In another attempt to make home buying more affordable, President Donald Trump floated the idea of a 50-year mortgage in a social media post. In response, Bill Pruitt, head of the Federal Housing Finance Agency, which oversees Fannie Mae and Freddie Mac, posted that he was “working on it” and that it would be a “complete transformation.”
The purpose of a long-term mortgage is to reduce the homeowner’s monthly payments. The longer the term of your loan, the less principal you will need each month to repay it in full. But such plans also have other tradeoffs.
Using the latest median home sales price of $415,200 in September, according to the National Association of Realtors, and current interest rates of about 6.3%, according to Mortgage News Daily, a 30-year fixed loan with a 20% down payment would result in a monthly payment of $2,056 in principal and interest alone. If you extend your term to 50 years at the same interest rate, your payments would be $1,823, a savings of $233 per month.
But homeowners won’t be able to build equity as quickly because their principal payments will be lower. The amount of interest paid to the lender will be 40% higher.
how it works
The real question is, can Fannie and Freddie do this? Analysts say that’s a possibility, but 50-year mortgages currently do not meet the definition of a qualified mortgage under the Dodd-Frank Act, which provides investors with Fannie and Freddie backup if the loan defaults. But regulators were given the power to change it to ensure mortgage affordability. But that could take up to a year, given the need for Congressional approval, said Jarrett Seiberg, financial services and housing policy analyst at TD Cowen.
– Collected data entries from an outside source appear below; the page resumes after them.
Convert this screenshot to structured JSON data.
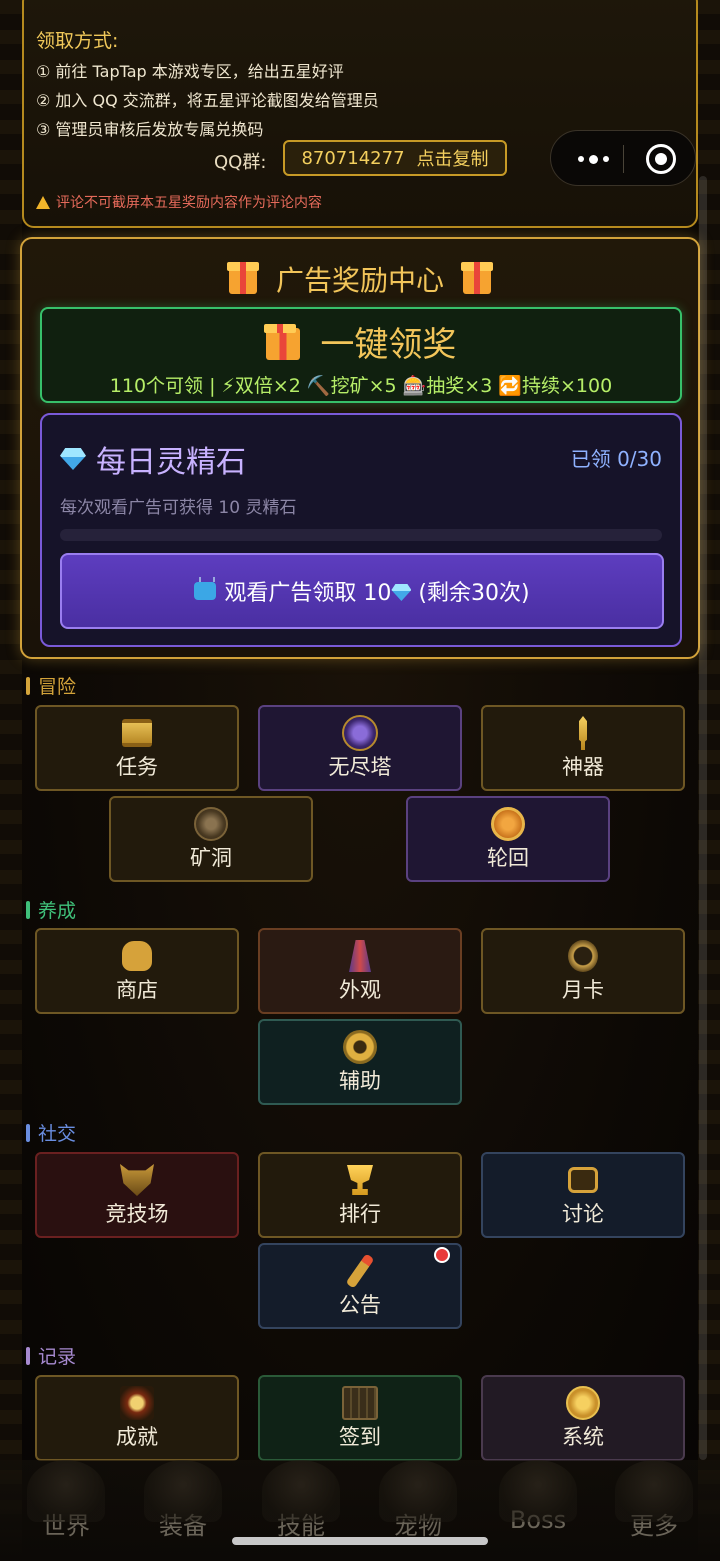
{
  "info": {
    "title": "领取方式:",
    "steps": [
      "① 前往 TapTap 本游戏专区，给出五星好评",
      "② 加入 QQ 交流群，将五星评论截图发给管理员",
      "③ 管理员审核后发放专属兑换码"
    ],
    "qq_label": "QQ群:",
    "qq_number": "870714277",
    "copy_label": "点击复制",
    "warning": "评论不可截屏本五星奖励内容作为评论内容"
  },
  "ad_center": {
    "title": "广告奖励中心",
    "claim_all_title": "一键领奖",
    "claim_all_summary": "110个可领 | ⚡双倍×2 ⛏️挖矿×5 🎰抽奖×3 🔁持续×100",
    "daily": {
      "title": "每日灵精石",
      "count": "已领 0/30",
      "desc": "每次观看广告可获得 10 灵精石",
      "progress": 0.0,
      "watch_prefix": "观看广告领取 10",
      "watch_suffix": "(剩余30次)"
    }
  },
  "sections": {
    "adventure": {
      "label": "冒险",
      "color": "#d4a43a",
      "items": [
        "任务",
        "无尽塔",
        "神器",
        "矿洞",
        "轮回"
      ]
    },
    "growth": {
      "label": "养成",
      "color": "#3fc07a",
      "items": [
        "商店",
        "外观",
        "月卡",
        "辅助"
      ]
    },
    "social": {
      "label": "社交",
      "color": "#6a8ee0",
      "items": [
        "竞技场",
        "排行",
        "讨论",
        "公告"
      ]
    },
    "records": {
      "label": "记录",
      "color": "#a78ad0",
      "items": [
        "成就",
        "签到",
        "系统"
      ]
    }
  },
  "tabs": [
    "世界",
    "装备",
    "技能",
    "宠物",
    "Boss",
    "更多"
  ],
  "colors": {
    "gold": "#f2c55a",
    "accent_green": "#37c06a",
    "accent_purple": "#7a5ad8"
  }
}
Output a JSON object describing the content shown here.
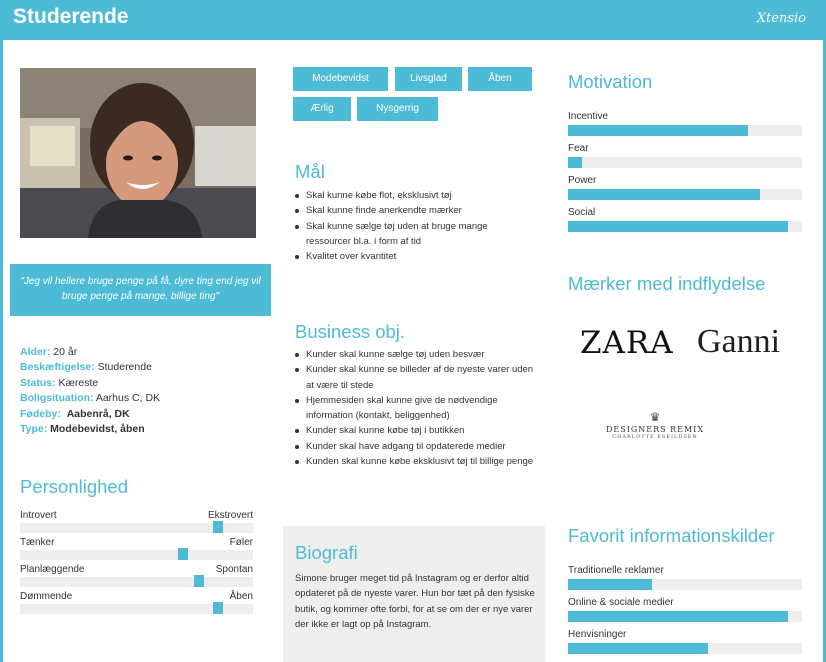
{
  "header": {
    "title": "Studerende",
    "brand": "Xtensio"
  },
  "quote": "\"Jeg vil hellere bruge penge på få, dyre ting end jeg vil bruge penge på mange, billige ting\"",
  "facts": [
    {
      "key": "Alder:",
      "value": "20 år"
    },
    {
      "key": "Beskæftigelse:",
      "value": "Studerende"
    },
    {
      "key": "Status:",
      "value": "Kæreste"
    },
    {
      "key": "Boligsituation:",
      "value": "Aarhus C, DK"
    },
    {
      "key": "Fødeby:",
      "value": "Aabenrå, DK"
    },
    {
      "key": "Type:",
      "value": "Modebevidst, åben"
    }
  ],
  "personality": {
    "title": "Personlighed",
    "traits": [
      {
        "left": "Introvert",
        "right": "Ekstrovert",
        "level": 0.85
      },
      {
        "left": "Tænker",
        "right": "Føler",
        "level": 0.7
      },
      {
        "left": "Planlæggende",
        "right": "Spontan",
        "level": 0.77
      },
      {
        "left": "Dømmende",
        "right": "Åben",
        "level": 0.85
      }
    ]
  },
  "tags": [
    "Modebevidst",
    "Livsglad",
    "Åben",
    "Ærlig",
    "Nysgerrig"
  ],
  "goals": {
    "title": "Mål",
    "items": [
      "Skal kunne købe flot, eksklusivt tøj",
      "Skal kunne finde anerkendte mærker",
      "Skal kunne sælge tøj uden at bruge mange ressourcer bl.a. i form af tid",
      "Kvalitet over kvantitet"
    ]
  },
  "business": {
    "title": "Business obj.",
    "items": [
      "Kunder skal kunne sælge tøj uden besvær",
      "Kunder skal kunne se billeder af de nyeste varer uden at være til stede",
      "Hjemmesiden skal kunne give de nødvendige information (kontakt, beliggenhed)",
      "Kunder skal kunne købe tøj i butikken",
      "Kunder skal have adgang til opdaterede medier",
      "Kunden skal kunne købe eksklusivt tøj til billige penge"
    ]
  },
  "biography": {
    "title": "Biografi",
    "text": "Simone bruger meget tid på Instagram og er derfor altid opdateret på de nyeste varer. Hun bor tæt på den fysiske butik, og kommer ofte forbi, for at se om der er nye varer der ikke er lagt op på Instagram."
  },
  "motivation": {
    "title": "Motivation",
    "items": [
      {
        "label": "Incentive",
        "value": 0.77
      },
      {
        "label": "Fear",
        "value": 0.06
      },
      {
        "label": "Power",
        "value": 0.82
      },
      {
        "label": "Social",
        "value": 0.94
      }
    ]
  },
  "brands": {
    "title": "Mærker med indflydelse",
    "logos": {
      "zara": "ZARA",
      "ganni": "Ganni",
      "remix_name": "DESIGNERS REMIX",
      "remix_sub": "CHARLOTTE ESKILDSEN"
    }
  },
  "sources": {
    "title": "Favorit informationskilder",
    "items": [
      {
        "label": "Traditionelle reklamer",
        "value": 0.36
      },
      {
        "label": "Online & sociale medier",
        "value": 0.94
      },
      {
        "label": "Henvisninger",
        "value": 0.6
      }
    ]
  },
  "colors": {
    "accent": "#4dbbd5",
    "track": "#eeeeee"
  }
}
“Fannie and Freddie can establish a secondary market for 50-year mortgages in advance of the policy change. They can also purchase mortgages for their portfolios. However, this does not change the lender’s liability. That is why we believe lenders will not originate 50-year mortgages without a change in QM (qualified mortgage) policy,” Syberg wrote in a note to clients.
How does it affect interest rates?
Next is the issue of mortgage interest rates. The average interest rate on a 15-year fixed mortgage is currently 66 basis points lower than the rate on a 30-year fixed mortgage, according to the Mortgage Bankers Association. This means that a 50-year fixed rate will be higher. It all depends on investor demand for the product.
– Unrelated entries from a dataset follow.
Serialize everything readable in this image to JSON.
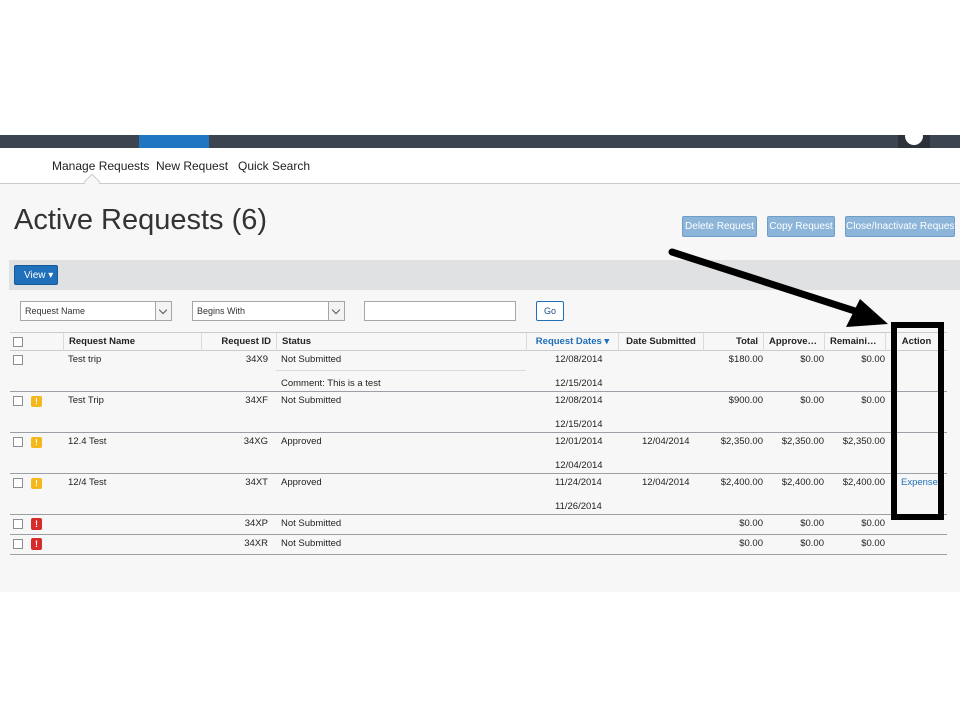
{
  "nav": {
    "items": [
      "Manage Requests",
      "New Request",
      "Quick Search"
    ]
  },
  "page": {
    "title": "Active Requests (6)"
  },
  "buttons": {
    "delete": "Delete Request",
    "copy": "Copy Request",
    "close": "Close/Inactivate Request",
    "view": "View ▾",
    "go": "Go"
  },
  "filters": {
    "field": "Request Name",
    "operator": "Begins With",
    "value": ""
  },
  "table": {
    "headers": {
      "name": "Request Name",
      "id": "Request ID",
      "status": "Status",
      "dates": "Request Dates ▾",
      "submitted": "Date Submitted",
      "total": "Total",
      "approved": "Approve…",
      "remaining": "Remaini…",
      "action": "Action"
    },
    "rows": [
      {
        "name": "Test trip",
        "id": "34X9",
        "status": "Not Submitted",
        "comment": "Comment: This is a test",
        "date1": "12/08/2014",
        "date2": "12/15/2014",
        "submitted": "",
        "total": "$180.00",
        "approved": "$0.00",
        "remaining": "$0.00",
        "action": ""
      },
      {
        "name": "Test Trip",
        "id": "34XF",
        "status": "Not Submitted",
        "comment": "",
        "date1": "12/08/2014",
        "date2": "12/15/2014",
        "submitted": "",
        "total": "$900.00",
        "approved": "$0.00",
        "remaining": "$0.00",
        "action": ""
      },
      {
        "name": "12.4 Test",
        "id": "34XG",
        "status": "Approved",
        "comment": "",
        "date1": "12/01/2014",
        "date2": "12/04/2014",
        "submitted": "12/04/2014",
        "total": "$2,350.00",
        "approved": "$2,350.00",
        "remaining": "$2,350.00",
        "action": ""
      },
      {
        "name": "12/4 Test",
        "id": "34XT",
        "status": "Approved",
        "comment": "",
        "date1": "11/24/2014",
        "date2": "11/26/2014",
        "submitted": "12/04/2014",
        "total": "$2,400.00",
        "approved": "$2,400.00",
        "remaining": "$2,400.00",
        "action": "Expense"
      },
      {
        "name": "",
        "id": "34XP",
        "status": "Not Submitted",
        "comment": "",
        "date1": "",
        "date2": "",
        "submitted": "",
        "total": "$0.00",
        "approved": "$0.00",
        "remaining": "$0.00",
        "action": ""
      },
      {
        "name": "",
        "id": "34XR",
        "status": "Not Submitted",
        "comment": "",
        "date1": "",
        "date2": "",
        "submitted": "",
        "total": "$0.00",
        "approved": "$0.00",
        "remaining": "$0.00",
        "action": ""
      }
    ]
  },
  "colors": {
    "accent": "#1f6fba",
    "topbar": "#3b444f",
    "warning": "#f2b81c",
    "error": "#d62b2b"
  },
  "icons": {
    "warning": "warning-icon",
    "error": "error-icon"
  }
}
“Currently, there is no secondary market for these loans, and it is unlikely there will be a strong secondary market in the near future,” said Matthew Graham, chief operating officer of Mortgage News Daily. “This means that in addition to the very low principal paid at the beginning of the loan, the interest rate is also significantly higher than a 30-year loan, which is a double whammy for those looking to build equity.”
Mr Graham said that for practical purposes, the loan would be more like an interest-only loan because few people would keep their home for 50 years. Homeowners can still gain equity through rising home prices, but home prices have fallen rapidly across the country this year, far from the gains seen in previous years.
Impact on affordability
Real estate agents agree that the savings for homeowners will be minimal.
“This is not the best way to solve housing affordability. The administration would be better off reversing the tariff-induced inflation that is keeping existing mortgage rates high,” Joel Varner, senior economist at Realtor.com, said in a release.
Some say the new mortgage product will likely depend on Fannie Mae and Freddie Mac remaining in government conservatorship. The Trump administration has said it will take both companies private and hold initial public offerings in the near future.
“The adoption of a 50-year mortgage product could complicate the path to privatization for Fannie Mae and Freddie Mac,” Evercore ISI analysts said in a note to clients. “That being said, we understand that the administration expects the GSEs to remain in conservatorship after the government sells its approximately 5% stake to the public. This will allow the administration to maintain control of the GSEs for the foreseeable future.”
Housing affordability is a major pressure on the Trump administration. Historically low interest rates due to pandemic-driven economic policies have created historic demand for housing, driving home prices up more than 50% in just five years. As a result, home sales declined dramatically, as did mortgage demand.
The average age of the typical first-time buyer was 28 in 1991, according to a report by the National Association of Realtors, which will reach 38 by 2024, a number the association’s deputy chief economist called “shocking.”
The Trump administration is pressuring builders to build more homes to ease prices, saying there is an oversupply of vacant land. Builders claim and continue to claim that land, labor and material costs are high.
In the company’s latest financial report, pluto group CEO Ryan Marshall said he agreed with the president’s view of the nearly 4 million undersupply of homes for sale, adding, “While this undersupply certainly has an impact on general affordability, the complexity of the new homebuilding industry requires a coordinated, comprehensive approach that involves federal, state, and local leaders working collaboratively with the new homebuilding industry to address a problem of this scale.”